A oposição com aspirações foi apanhada numa armadilha. O dilema não era de somenos importância. Ora se apresentava com a carga da responsabilidade de quem aspira a ser governo em tempos vindouros, ou boicotava o esfoço de unidade nacional vertido nas palavras presidenciais. No primeiro caso, a oposição hibernava. No segundo caso, era contaminada por laivos de irresponsabilidade que se podiam jogar contra a ambição de se entronizar futuramente.
O mais alto magistrado tirou o tapete à oposição, condenando-a a um estatuto de duradoura oposição. E a oposição, acatando a doutrina presidencial, esvaziou-se e passou a ser oposição a si mesma. Doravante, será extraída certidão destes tempos inusuais e dir-se-á que tão extravagantes eles foram que até a oposição emudeceu, do silêncio terçando a autofagia.

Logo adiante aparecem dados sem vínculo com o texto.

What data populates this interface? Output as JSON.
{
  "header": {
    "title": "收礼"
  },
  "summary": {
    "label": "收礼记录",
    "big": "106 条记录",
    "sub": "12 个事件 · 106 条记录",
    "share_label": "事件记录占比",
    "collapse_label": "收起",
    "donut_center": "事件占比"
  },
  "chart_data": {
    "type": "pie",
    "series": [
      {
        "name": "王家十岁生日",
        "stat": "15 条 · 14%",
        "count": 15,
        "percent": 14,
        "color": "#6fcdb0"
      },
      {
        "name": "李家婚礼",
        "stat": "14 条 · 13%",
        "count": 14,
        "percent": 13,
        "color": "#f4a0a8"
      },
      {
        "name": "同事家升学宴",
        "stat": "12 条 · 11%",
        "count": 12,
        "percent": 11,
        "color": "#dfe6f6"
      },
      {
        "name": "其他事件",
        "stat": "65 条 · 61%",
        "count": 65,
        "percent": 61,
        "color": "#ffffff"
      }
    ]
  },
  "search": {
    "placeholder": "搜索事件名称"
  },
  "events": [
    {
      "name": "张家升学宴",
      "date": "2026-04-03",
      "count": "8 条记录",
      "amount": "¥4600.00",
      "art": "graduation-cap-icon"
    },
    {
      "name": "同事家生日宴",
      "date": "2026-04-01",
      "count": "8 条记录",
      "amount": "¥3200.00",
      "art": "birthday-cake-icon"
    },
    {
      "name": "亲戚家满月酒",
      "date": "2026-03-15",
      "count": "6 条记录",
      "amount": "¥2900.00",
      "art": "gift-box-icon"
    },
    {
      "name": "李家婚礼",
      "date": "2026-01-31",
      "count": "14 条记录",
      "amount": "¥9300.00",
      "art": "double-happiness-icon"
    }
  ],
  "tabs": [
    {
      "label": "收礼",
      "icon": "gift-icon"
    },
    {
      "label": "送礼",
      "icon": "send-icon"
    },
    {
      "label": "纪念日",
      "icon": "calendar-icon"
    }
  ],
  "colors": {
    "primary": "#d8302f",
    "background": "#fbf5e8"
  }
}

Os regentes, em contrapartida, passando entre os pingos da chuva sem ser molharem, nem tinham de olhar por cima do ombro desconfiados que a oposição estivesse a cuidar do que se esperava ser sua incumbência – ser oposição.
Os historiadores do futuro terão lucidez para determinar que a doutrina presidencial foi o dote oferecido aos regentes, banindo os laivos de dissidência do espaço público. Nesse tempo futuro, fazendo atuar o olhar retrospetivo, dir-se-á que uma peste houve que cuidou de repristinar imperativos categóricos que se julgavam perdidos na memória de uma página negra da História coletiva. Só falta perguntar, aos historiadores do futuro, se a oposição consumida na oposição a si mesma algum dia mudou de estatuto. Se houver algures um historiador do futuro, espera-se resposta – porventura em forma de carta aberta, com tanta popularidade nos tempos atuais.